The tools and resources for global business intelligence have changed dramatically over the last couple of decades. Now the modern enterprise can do things that businesspeople wouldn’t have thought possible in the not-so-distant past. Much of this can be attributed to the proliferation of data that we now have available, in addition to a massive expansion in processing power and the development of many new business tools. With companies relying on servers rather than mainframes, individuals and teams also have much better access to relevant, useful data when they need it. Innovators are sure to continue improving our technological capabilities in the future, as well, so there’s no telling what sort of resources will be available 10 or 20 years from now. Just consider where we’ve been, and how far we’ve come.
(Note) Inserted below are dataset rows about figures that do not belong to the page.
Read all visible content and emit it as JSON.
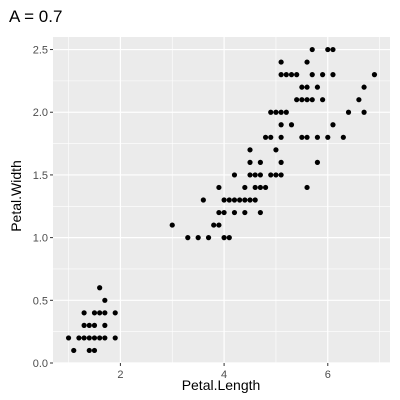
{
  "chart_data": {
    "type": "scatter",
    "title": "A = 0.7",
    "xlabel": "Petal.Length",
    "ylabel": "Petal.Width",
    "xlim": [
      0.7,
      7.2
    ],
    "ylim": [
      0.0,
      2.6
    ],
    "x_ticks": [
      2,
      4,
      6
    ],
    "y_ticks": [
      0.0,
      0.5,
      1.0,
      1.5,
      2.0,
      2.5
    ],
    "x_tick_labels": [
      "2",
      "4",
      "6"
    ],
    "y_tick_labels": [
      "0.0",
      "0.5",
      "1.0",
      "1.5",
      "2.0",
      "2.5"
    ],
    "grid": true,
    "colors": {
      "panel_background": "#ebebeb",
      "grid_major": "#ffffff",
      "point": "#000000"
    },
    "points": [
      {
        "x": 1.0,
        "y": 0.2
      },
      {
        "x": 1.1,
        "y": 0.1
      },
      {
        "x": 1.2,
        "y": 0.2
      },
      {
        "x": 1.3,
        "y": 0.2
      },
      {
        "x": 1.3,
        "y": 0.3
      },
      {
        "x": 1.3,
        "y": 0.4
      },
      {
        "x": 1.4,
        "y": 0.1
      },
      {
        "x": 1.4,
        "y": 0.2
      },
      {
        "x": 1.4,
        "y": 0.3
      },
      {
        "x": 1.5,
        "y": 0.1
      },
      {
        "x": 1.5,
        "y": 0.2
      },
      {
        "x": 1.5,
        "y": 0.3
      },
      {
        "x": 1.5,
        "y": 0.4
      },
      {
        "x": 1.6,
        "y": 0.2
      },
      {
        "x": 1.6,
        "y": 0.4
      },
      {
        "x": 1.6,
        "y": 0.6
      },
      {
        "x": 1.7,
        "y": 0.2
      },
      {
        "x": 1.7,
        "y": 0.3
      },
      {
        "x": 1.7,
        "y": 0.4
      },
      {
        "x": 1.7,
        "y": 0.5
      },
      {
        "x": 1.9,
        "y": 0.2
      },
      {
        "x": 1.9,
        "y": 0.4
      },
      {
        "x": 3.0,
        "y": 1.1
      },
      {
        "x": 3.3,
        "y": 1.0
      },
      {
        "x": 3.5,
        "y": 1.0
      },
      {
        "x": 3.6,
        "y": 1.3
      },
      {
        "x": 3.7,
        "y": 1.0
      },
      {
        "x": 3.8,
        "y": 1.1
      },
      {
        "x": 3.9,
        "y": 1.1
      },
      {
        "x": 3.9,
        "y": 1.2
      },
      {
        "x": 3.9,
        "y": 1.4
      },
      {
        "x": 4.0,
        "y": 1.0
      },
      {
        "x": 4.0,
        "y": 1.2
      },
      {
        "x": 4.0,
        "y": 1.3
      },
      {
        "x": 4.1,
        "y": 1.0
      },
      {
        "x": 4.1,
        "y": 1.3
      },
      {
        "x": 4.2,
        "y": 1.2
      },
      {
        "x": 4.2,
        "y": 1.3
      },
      {
        "x": 4.2,
        "y": 1.5
      },
      {
        "x": 4.3,
        "y": 1.3
      },
      {
        "x": 4.4,
        "y": 1.2
      },
      {
        "x": 4.4,
        "y": 1.3
      },
      {
        "x": 4.4,
        "y": 1.4
      },
      {
        "x": 4.5,
        "y": 1.3
      },
      {
        "x": 4.5,
        "y": 1.5
      },
      {
        "x": 4.5,
        "y": 1.6
      },
      {
        "x": 4.5,
        "y": 1.7
      },
      {
        "x": 4.6,
        "y": 1.3
      },
      {
        "x": 4.6,
        "y": 1.4
      },
      {
        "x": 4.6,
        "y": 1.5
      },
      {
        "x": 4.7,
        "y": 1.2
      },
      {
        "x": 4.7,
        "y": 1.4
      },
      {
        "x": 4.7,
        "y": 1.5
      },
      {
        "x": 4.7,
        "y": 1.6
      },
      {
        "x": 4.8,
        "y": 1.4
      },
      {
        "x": 4.8,
        "y": 1.8
      },
      {
        "x": 4.9,
        "y": 1.5
      },
      {
        "x": 4.9,
        "y": 1.8
      },
      {
        "x": 4.9,
        "y": 2.0
      },
      {
        "x": 5.0,
        "y": 1.5
      },
      {
        "x": 5.0,
        "y": 1.7
      },
      {
        "x": 5.0,
        "y": 2.0
      },
      {
        "x": 5.1,
        "y": 1.5
      },
      {
        "x": 5.1,
        "y": 1.6
      },
      {
        "x": 5.1,
        "y": 1.8
      },
      {
        "x": 5.1,
        "y": 1.9
      },
      {
        "x": 5.1,
        "y": 2.0
      },
      {
        "x": 5.1,
        "y": 2.3
      },
      {
        "x": 5.1,
        "y": 2.4
      },
      {
        "x": 5.2,
        "y": 2.0
      },
      {
        "x": 5.2,
        "y": 2.3
      },
      {
        "x": 5.3,
        "y": 1.9
      },
      {
        "x": 5.3,
        "y": 2.3
      },
      {
        "x": 5.4,
        "y": 2.1
      },
      {
        "x": 5.4,
        "y": 2.3
      },
      {
        "x": 5.5,
        "y": 1.8
      },
      {
        "x": 5.5,
        "y": 2.1
      },
      {
        "x": 5.5,
        "y": 2.2
      },
      {
        "x": 5.6,
        "y": 1.4
      },
      {
        "x": 5.6,
        "y": 1.8
      },
      {
        "x": 5.6,
        "y": 2.1
      },
      {
        "x": 5.6,
        "y": 2.2
      },
      {
        "x": 5.6,
        "y": 2.4
      },
      {
        "x": 5.7,
        "y": 2.1
      },
      {
        "x": 5.7,
        "y": 2.3
      },
      {
        "x": 5.7,
        "y": 2.5
      },
      {
        "x": 5.8,
        "y": 1.6
      },
      {
        "x": 5.8,
        "y": 1.8
      },
      {
        "x": 5.8,
        "y": 2.2
      },
      {
        "x": 5.9,
        "y": 2.1
      },
      {
        "x": 5.9,
        "y": 2.3
      },
      {
        "x": 6.0,
        "y": 1.8
      },
      {
        "x": 6.0,
        "y": 2.5
      },
      {
        "x": 6.1,
        "y": 1.9
      },
      {
        "x": 6.1,
        "y": 2.3
      },
      {
        "x": 6.1,
        "y": 2.5
      },
      {
        "x": 6.3,
        "y": 1.8
      },
      {
        "x": 6.4,
        "y": 2.0
      },
      {
        "x": 6.6,
        "y": 2.1
      },
      {
        "x": 6.7,
        "y": 2.0
      },
      {
        "x": 6.7,
        "y": 2.2
      },
      {
        "x": 6.9,
        "y": 2.3
      }
    ]
  }
}
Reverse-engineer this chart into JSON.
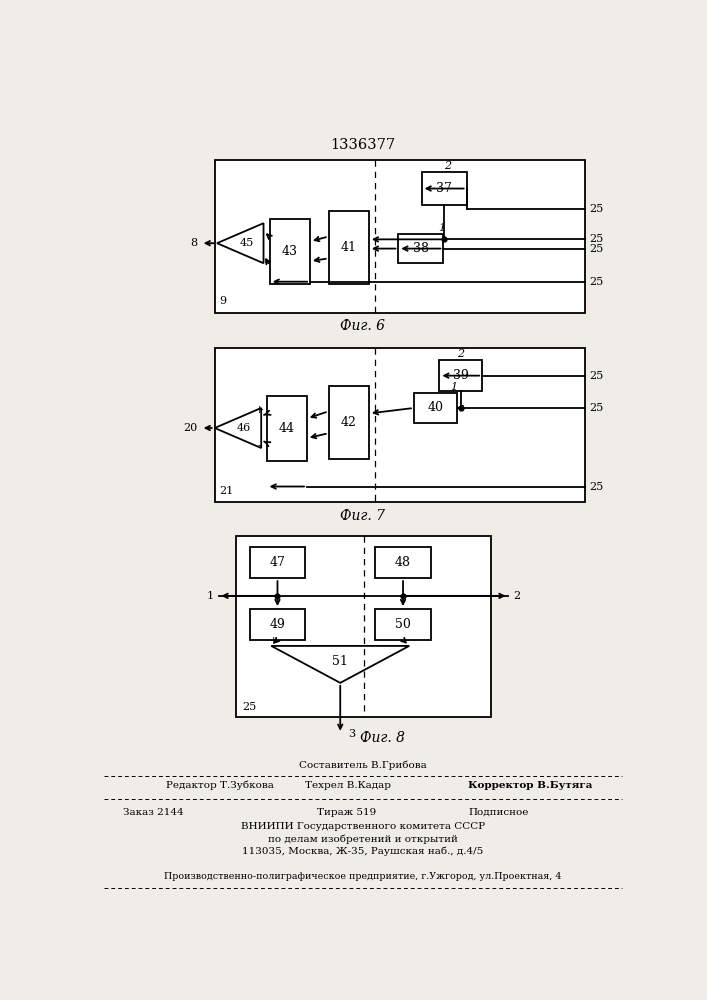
{
  "title": "1336377",
  "bg_color": "#f0ede8",
  "fig6_label": "Фиг. 6",
  "fig7_label": "Фиг. 7",
  "fig8_label": "Фиг. 8"
}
A Constantly Evolving Market
Business intelligence is one of the most vibrant and ever-changing markets in the software industry, thanks to the work of pioneering software developers at a variety of burgeoning technology companies. New products can be seen on television ads and in a variety of reputable publications. While business intelligence may have once been the realm of IT professionals at massive corporations, it is now considered a legitimate tool for businesses of all sizes. Today’s business intelligence solutions don’t only appeal to information technology experts, but also to business leaders at all levels, including Chief Executive Officers for major corporations, as well as small business owners.
Business Intelligence From the ‘90s to Now
Business reporting was quite primitive before 1990, at least compared to the tools we now have available. Companies relied on very basic programming languages for their reporting and there weren’t really any technology tools designed specifically for business intelligence purposes. After 1990, however, we began to see software developers working on more BI-specific tools. Data warehousing became possible after 1990, and by 1995 there were even some platforms explicitly designed for business intelligence. By the turn of the century, there was a range of business intelligence applications that were developed specifically for the purpose of tracking and managing performance levels. By 2007, we began seeing companies such as IBM, Oracle and SAP Software Solutions introducing their own applications to the consumer market. Just a few years later, drive processes for analytics were being developed and fine-tuned. Now, businesses have access to some of the most cutting-edge tools ever to manage their business performance and make more strategic marketing and operational decisions. Business intelligence consultants are also available to help businesses make the most of these resources.
Where We’re Going Next
With so much growth and development in the global business intelligence industry over the last two decades, it may seem like there’s nowhere else to go. So many new tools, methods and products have been introduced that you may assume the growth in this software market must inevitably slow down. This isn’t necessarily true, though. More segments of the business intelligence market are likely to consolidate, and super-powered software companies will continue enabling innovative engineers to develop new tools, products and methods. Cloud technology is still in its infancy, so there’s no telling what sorts of advancements will be made on this frontier. Businesspeople and information technology experts have also been calling for improvements to the methods for accessing and evaluating data in the forms of clickstream information, documents, emails and web pages. The data we have available continues to grow, and soon enough we will require new tools for managing all this content. There’s truly no telling what business intelligence solutions we will have at our fingertips in the world of tomorrow, especially considering just how far we’ve come.